Last edited 27 Apr 2022

Landscape planning

Assessing landscape value outside national designations, Technical Guidance Note 02/21, published by the Landscape Institute in 2021, defines landscape planning as: ‘Strong forward-looking action to enhance, restore or create landscapes (European Landscape Convention). The development and application of strategies, policies and plans to create successful environments, in both urban and rural settings, for the benefit of current and future generations (Landscape Institute).’

Glossary of the Information System of the Council of Europe Landscape Convention, Spatial planning and landscape, No. 106, published by the Council of Europe in 2018, states: ‘According to the Council of Europe Landscape Convention, landscape planning “means strong forward-looking action to enhance, restore or create landscapes”. Landscape planning is based on a set of forward-looking activities. It concerns, inter alia, the reassessment of degraded landscapes, and particularly wasteland. Major developments which meet society’s new needs (including transport systems and renewable energy sources) may in fact comprise landscape planning. Such activities are usually subjected to an environmental impact assessment. In these cases, the relevance threshold of impact studies is reached. In fact, such studies were initially devised to keep negative impacts on the environment and on landscapes under control, and not as tools to use when designing a project with positive effects on the environment and on landscapes.’
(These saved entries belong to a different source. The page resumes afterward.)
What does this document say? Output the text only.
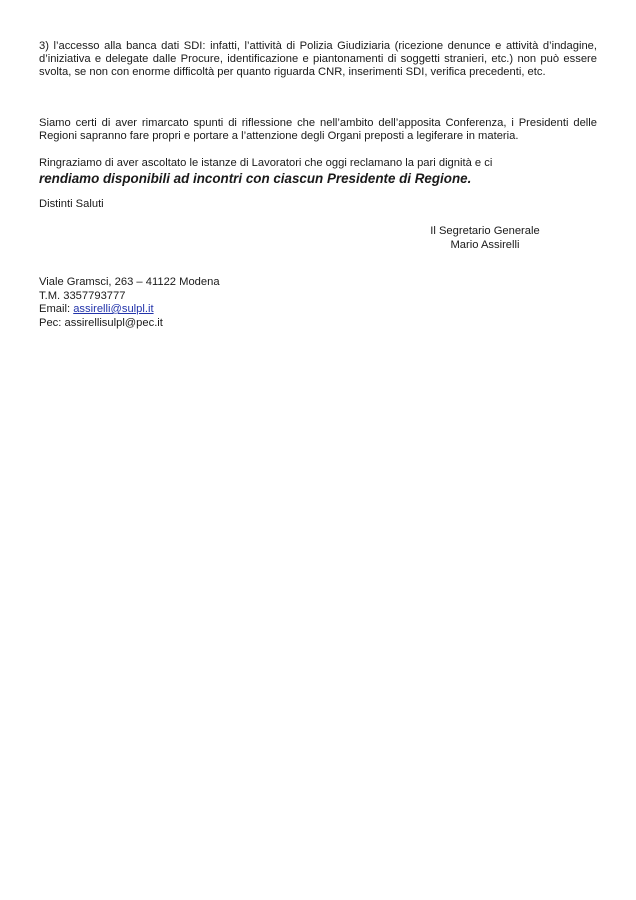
3) l’accesso alla banca dati SDI: infatti, l’attività di Polizia Giudiziaria (ricezione denunce e attività d’indagine, d’iniziativa e delegate dalle Procure, identificazione e piantonamenti di soggetti stranieri, etc.) non può essere svolta, se non con enorme difficoltà per quanto riguarda CNR, inserimenti SDI, verifica precedenti, etc.

Siamo certi di aver rimarcato spunti di riflessione che nell’ambito dell’apposita Conferenza, i Presidenti delle Regioni sapranno fare propri e portare a l’attenzione degli Organi preposti a legiferare in materia.

Ringraziamo di aver ascoltato le istanze di Lavoratori che oggi reclamano la pari dignità e ci
rendiamo disponibili ad incontri con ciascun Presidente di Regione.

Distinti Saluti

Il Segretario Generale
Mario Assirelli
Viale Gramsci, 263 – 41122 Modena
T.M. 3357793777
Email: assirelli@sulpl.it
Pec: assirellisulpl@pec.it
Spatial development glossary, European Conference of Ministers responsible for Spatial/Regional Planning (CEMAT), Territory and landscape, No 2, published by Council of Europe Publishing in 2007, states: ‘Landscape planning is an activity involving both public and private professionals, aiming at the creation, conservation, enhancement and restoration of landscapes at various scales, from greenways and public parks to large areas, such as forests, large wilderness areas and reclamation of degraded landscapes such as mines or landfills.’